Five Reasons to Leave the House This Weekend
READING
Emma Donoghue at Harvard Bookstore
A fan of psychological thrillers? Irish-Canadian author Emma Donoghue might have your next fix. Donoghue, who is best known for her 2010 novel Room (made into last year’s acclaimed film, which earned her an Oscar nomination for her script adapting the book), will be reading from her newest novel this Friday. The Wonder takes place after the Great Famine in Ireland, centering on an 11-year-old girl who refuses to eat. A book signing will follow the reading, and for those who read Room but never got to see the movie, the Brattle will also be screening the film after the event (ticketed separately). Donoghue will also be back next month, when she takes part in a panel at the Boston Book Festival.
$5–$28, Friday, September 23, 6 p.m., Brattle Theatre, 40 Brattle St., Cambridge, 617-661-1515, harvard.com.
STAND-UP
Marc Maron at The Wilbur
If you’re unfamiliar with Marc Maron’s dry humor (and missed seeing him during the years he lived in Boston), it’s time to get acquainted. With a handful of published essays and books, an acclaimed podcast (WTF with Marc Maron, proclaimed a “cult hit and a must-listen in show business and comedy circles” by the New York Times, with enough cultural cachet to earn a visit from the president), a TV show on IFC and two decades of writing and performing under his belt, Maron’s bound to leave an impression. After all, he was once shortlisted for TIME’s 100 Most Influential People.

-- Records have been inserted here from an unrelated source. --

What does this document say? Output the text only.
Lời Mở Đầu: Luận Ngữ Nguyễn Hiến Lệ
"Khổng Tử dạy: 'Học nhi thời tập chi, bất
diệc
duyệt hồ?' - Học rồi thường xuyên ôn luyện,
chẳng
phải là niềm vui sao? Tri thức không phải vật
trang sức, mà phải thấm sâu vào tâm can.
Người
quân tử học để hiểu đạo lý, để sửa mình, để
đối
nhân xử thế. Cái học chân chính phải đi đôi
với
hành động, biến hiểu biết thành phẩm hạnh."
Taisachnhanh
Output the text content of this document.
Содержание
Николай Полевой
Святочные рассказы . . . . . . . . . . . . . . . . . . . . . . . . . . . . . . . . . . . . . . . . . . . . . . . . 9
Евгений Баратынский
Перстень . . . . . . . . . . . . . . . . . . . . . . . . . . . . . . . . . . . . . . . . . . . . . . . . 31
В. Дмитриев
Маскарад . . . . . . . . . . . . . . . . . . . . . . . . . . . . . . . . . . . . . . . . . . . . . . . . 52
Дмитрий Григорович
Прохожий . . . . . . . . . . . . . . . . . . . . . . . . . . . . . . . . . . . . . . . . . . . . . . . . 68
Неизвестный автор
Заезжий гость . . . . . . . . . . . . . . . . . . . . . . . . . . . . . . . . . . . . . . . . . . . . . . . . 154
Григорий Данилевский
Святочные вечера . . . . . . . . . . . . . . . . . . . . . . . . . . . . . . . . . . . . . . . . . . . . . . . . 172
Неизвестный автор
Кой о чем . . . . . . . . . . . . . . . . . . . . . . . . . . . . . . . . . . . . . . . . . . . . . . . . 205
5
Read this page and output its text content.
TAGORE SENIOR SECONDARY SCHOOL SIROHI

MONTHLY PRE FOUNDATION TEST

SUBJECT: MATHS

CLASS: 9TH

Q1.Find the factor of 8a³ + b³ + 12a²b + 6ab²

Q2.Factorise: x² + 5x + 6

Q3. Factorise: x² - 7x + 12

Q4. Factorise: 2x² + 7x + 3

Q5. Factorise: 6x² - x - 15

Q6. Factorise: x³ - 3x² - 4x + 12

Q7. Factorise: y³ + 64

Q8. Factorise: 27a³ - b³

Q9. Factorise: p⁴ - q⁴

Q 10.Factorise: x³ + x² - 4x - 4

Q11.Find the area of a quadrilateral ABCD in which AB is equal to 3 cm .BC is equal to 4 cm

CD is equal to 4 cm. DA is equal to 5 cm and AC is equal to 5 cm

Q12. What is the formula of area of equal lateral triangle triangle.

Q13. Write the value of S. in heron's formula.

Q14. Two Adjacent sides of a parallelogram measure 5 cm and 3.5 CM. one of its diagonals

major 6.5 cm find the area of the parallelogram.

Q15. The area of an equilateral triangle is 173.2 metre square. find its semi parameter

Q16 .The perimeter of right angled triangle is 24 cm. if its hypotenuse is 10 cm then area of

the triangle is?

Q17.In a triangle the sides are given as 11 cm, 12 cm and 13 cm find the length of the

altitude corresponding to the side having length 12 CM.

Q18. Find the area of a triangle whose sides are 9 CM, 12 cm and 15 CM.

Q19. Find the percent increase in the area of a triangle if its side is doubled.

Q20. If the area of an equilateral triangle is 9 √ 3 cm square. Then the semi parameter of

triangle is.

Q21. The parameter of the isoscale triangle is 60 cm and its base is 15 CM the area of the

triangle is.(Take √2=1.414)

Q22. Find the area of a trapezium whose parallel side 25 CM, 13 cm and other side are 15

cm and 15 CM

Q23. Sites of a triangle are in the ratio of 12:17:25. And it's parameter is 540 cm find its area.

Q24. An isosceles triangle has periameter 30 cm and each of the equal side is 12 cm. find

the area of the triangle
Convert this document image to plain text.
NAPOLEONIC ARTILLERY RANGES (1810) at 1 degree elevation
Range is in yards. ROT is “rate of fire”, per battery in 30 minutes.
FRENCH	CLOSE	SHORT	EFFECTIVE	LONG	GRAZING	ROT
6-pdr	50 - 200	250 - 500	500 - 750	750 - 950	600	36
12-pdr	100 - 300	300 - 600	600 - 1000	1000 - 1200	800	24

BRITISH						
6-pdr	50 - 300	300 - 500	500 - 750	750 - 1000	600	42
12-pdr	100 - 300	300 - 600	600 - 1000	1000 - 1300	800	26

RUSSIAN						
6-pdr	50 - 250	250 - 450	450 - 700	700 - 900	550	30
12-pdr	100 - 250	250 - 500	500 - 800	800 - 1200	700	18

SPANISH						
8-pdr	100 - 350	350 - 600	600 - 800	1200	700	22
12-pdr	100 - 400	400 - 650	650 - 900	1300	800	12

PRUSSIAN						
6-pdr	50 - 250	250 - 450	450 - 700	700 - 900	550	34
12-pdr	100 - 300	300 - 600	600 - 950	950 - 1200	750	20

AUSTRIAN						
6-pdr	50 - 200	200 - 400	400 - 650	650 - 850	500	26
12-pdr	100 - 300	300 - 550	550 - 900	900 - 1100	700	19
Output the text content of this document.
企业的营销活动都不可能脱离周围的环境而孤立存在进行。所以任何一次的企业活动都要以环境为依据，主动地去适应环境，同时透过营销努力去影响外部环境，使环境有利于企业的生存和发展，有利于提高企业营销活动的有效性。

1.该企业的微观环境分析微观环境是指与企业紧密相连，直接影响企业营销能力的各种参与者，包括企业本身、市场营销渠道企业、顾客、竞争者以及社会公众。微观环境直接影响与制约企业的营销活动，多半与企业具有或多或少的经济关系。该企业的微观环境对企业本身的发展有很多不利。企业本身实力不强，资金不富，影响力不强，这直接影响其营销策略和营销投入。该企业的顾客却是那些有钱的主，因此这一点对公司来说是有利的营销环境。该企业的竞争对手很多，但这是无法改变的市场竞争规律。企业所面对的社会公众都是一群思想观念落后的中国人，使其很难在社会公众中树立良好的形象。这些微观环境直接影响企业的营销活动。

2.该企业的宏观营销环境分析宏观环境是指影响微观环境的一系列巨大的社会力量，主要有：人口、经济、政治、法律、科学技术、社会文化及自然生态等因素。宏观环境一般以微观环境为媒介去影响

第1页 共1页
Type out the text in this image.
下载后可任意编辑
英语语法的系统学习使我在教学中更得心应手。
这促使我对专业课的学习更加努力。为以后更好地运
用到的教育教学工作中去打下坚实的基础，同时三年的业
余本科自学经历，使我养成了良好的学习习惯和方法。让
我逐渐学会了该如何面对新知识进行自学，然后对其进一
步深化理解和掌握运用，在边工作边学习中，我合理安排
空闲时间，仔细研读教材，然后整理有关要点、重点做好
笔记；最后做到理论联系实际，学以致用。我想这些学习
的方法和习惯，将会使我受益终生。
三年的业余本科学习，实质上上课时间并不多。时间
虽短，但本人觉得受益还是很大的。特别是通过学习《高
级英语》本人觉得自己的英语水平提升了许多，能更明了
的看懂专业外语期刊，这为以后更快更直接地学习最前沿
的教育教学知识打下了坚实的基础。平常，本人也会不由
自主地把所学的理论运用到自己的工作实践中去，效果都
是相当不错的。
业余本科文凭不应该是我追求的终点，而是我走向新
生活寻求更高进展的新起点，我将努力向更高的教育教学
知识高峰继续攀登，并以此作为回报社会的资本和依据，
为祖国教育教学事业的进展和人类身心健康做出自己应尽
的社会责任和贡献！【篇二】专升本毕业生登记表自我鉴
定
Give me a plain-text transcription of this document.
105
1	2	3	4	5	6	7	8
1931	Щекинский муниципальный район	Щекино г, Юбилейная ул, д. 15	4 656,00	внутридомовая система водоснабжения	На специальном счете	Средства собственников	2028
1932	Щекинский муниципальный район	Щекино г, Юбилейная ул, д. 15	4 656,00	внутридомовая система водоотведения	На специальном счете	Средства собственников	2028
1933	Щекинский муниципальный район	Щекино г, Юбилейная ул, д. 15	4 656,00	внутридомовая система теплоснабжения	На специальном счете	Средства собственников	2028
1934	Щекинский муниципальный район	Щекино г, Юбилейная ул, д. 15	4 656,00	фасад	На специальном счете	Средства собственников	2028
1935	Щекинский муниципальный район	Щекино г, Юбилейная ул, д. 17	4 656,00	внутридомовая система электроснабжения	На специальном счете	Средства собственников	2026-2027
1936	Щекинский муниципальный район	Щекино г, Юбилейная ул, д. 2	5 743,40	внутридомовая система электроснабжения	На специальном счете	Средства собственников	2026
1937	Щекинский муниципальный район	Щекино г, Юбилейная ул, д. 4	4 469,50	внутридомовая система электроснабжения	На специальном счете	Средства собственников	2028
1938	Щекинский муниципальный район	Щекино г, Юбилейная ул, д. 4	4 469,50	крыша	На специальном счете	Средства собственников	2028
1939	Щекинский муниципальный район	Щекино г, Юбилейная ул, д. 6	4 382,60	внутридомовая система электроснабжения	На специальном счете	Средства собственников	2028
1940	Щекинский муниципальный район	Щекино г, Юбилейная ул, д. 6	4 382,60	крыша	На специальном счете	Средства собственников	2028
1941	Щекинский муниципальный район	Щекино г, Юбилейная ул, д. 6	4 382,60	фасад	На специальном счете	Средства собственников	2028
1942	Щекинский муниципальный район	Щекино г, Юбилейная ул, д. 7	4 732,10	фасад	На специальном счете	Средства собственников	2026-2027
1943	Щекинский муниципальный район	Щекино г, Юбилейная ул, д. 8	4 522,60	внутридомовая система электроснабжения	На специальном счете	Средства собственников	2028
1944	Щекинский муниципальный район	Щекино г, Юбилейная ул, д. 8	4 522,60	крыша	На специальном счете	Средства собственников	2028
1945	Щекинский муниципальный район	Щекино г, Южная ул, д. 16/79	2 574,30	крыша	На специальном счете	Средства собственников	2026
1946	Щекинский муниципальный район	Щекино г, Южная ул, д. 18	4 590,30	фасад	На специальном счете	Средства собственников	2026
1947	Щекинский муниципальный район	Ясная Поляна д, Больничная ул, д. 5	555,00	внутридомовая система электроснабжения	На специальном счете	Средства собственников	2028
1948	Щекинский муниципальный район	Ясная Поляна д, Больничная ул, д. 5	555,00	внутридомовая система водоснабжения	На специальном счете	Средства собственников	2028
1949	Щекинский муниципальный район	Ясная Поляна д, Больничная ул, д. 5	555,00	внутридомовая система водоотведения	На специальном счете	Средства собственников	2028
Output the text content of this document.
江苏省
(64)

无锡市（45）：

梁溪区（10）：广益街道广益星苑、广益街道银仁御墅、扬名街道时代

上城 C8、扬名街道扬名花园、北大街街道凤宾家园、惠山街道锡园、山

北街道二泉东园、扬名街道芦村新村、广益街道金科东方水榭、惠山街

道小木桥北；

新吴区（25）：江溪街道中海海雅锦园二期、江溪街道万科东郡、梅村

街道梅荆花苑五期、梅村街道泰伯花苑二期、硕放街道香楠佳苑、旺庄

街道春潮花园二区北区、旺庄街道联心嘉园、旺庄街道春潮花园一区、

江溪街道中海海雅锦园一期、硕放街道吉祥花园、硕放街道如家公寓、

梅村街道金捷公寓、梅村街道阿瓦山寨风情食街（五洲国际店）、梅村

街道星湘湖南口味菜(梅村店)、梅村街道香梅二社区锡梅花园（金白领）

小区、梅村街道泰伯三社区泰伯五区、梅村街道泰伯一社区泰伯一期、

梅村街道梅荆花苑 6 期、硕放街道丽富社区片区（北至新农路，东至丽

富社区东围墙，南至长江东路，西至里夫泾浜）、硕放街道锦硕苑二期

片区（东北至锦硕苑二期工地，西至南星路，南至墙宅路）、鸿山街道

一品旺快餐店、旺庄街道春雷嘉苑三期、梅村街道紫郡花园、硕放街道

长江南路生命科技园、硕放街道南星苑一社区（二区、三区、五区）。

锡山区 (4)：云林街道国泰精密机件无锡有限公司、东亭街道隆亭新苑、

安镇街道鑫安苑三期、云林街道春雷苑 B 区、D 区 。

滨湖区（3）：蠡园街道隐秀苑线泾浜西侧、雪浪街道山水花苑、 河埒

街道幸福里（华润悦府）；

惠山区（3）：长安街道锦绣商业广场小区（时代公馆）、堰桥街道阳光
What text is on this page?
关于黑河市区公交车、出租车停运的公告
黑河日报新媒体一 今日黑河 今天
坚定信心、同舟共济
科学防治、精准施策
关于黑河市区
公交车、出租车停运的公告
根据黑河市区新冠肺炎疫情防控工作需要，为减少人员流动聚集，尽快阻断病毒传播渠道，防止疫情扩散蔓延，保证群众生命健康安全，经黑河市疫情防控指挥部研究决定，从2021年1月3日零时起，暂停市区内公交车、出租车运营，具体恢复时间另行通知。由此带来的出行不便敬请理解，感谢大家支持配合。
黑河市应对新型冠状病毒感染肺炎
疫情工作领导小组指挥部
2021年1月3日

$29–$42, Saturday, September 24, 7 p.m., 9:45 p.m., The Wilbur, 246 Tremont St., 617-248-9700, thewilbur.com.
COMEDY
Matt and Ben at Riot Theater
How did Matt Damon and Ben Affleck come up with Good Will Hunting? In 2004, Dartmouth graduates Mindy Kaling and Brenda Withers answered with a sketch that purportedly launched Kaling’s writing career. Their hypothesis: The script fell from the sky and into the laps of two friends in Somerville. Starting this weekend, Matt and Ben returns to Boston for one Saturday a month until December, this time performed and produced by Massachusetts natives Libby Schap and Lauren Chapman. Schap says that one of the reasons behind the revival was due to its setting. “We loved that the play was written by two people from Mass, about two people from Mass, performed by two people from Mass,” she says. Chapman adds, “One thing I love about this show is [that] we don’t get a traditional ‘theatre crowd.’ This show is for people who love comedy, love Boston or just love laughing for an hour.”
$15, September 24–December 17, 8 p.m., The Riot Theater, 146A South St., Jamaica Plain, 617-942-0294, theriottheater.com.
PERIOD PIECE
The Plough and the Stars at Loeb Drama Center
Loeb Drama Center is bringing Ireland in 1916 to Cambridge in 2016 with Sean O’Casey’s The Plough and the Stars, which follows the lives of a family in a tenement in Dublin during the Easter Rising, when an armed insurrection in Ireland strove to overthrow English rule before being brutally suppressed. Staged by Olivier Award-winning Sean Holmes, the production has been widely praised, with the Washington Post saying, “It’s a grubby milieu that screams poverty and hardship, yet as always the O’Casey characters are joltingly alive.”–a timely commemoration during the centenary of the play’s historic events.
$25, September 24–October 9, Loeb Drama Center, 64 Brattle St., Cambridge, 617-547-8300, americanrepertorytheater.org.
RUSSIAN CLASSICS
Andris Nelson and Lang Lang at Symphony Hall
Boston Symphony Orchestra’s renowned music director Andris Nelsons will be conducting Chinese pianist Lang Lang in an all-Russian program this Saturday night. The performance will feature Sergei Prokofiev’s Piano Concerto No.3, one of the most popular twentieth century concertos, along with pieces by composers Dmitri Shostakovich and Modest Mussorgsky.
$95–$300, Saturday, September 24, 6 p.m, Symphony Hall, 301 Massachusetts Ave., 617-266-1492, bso.org.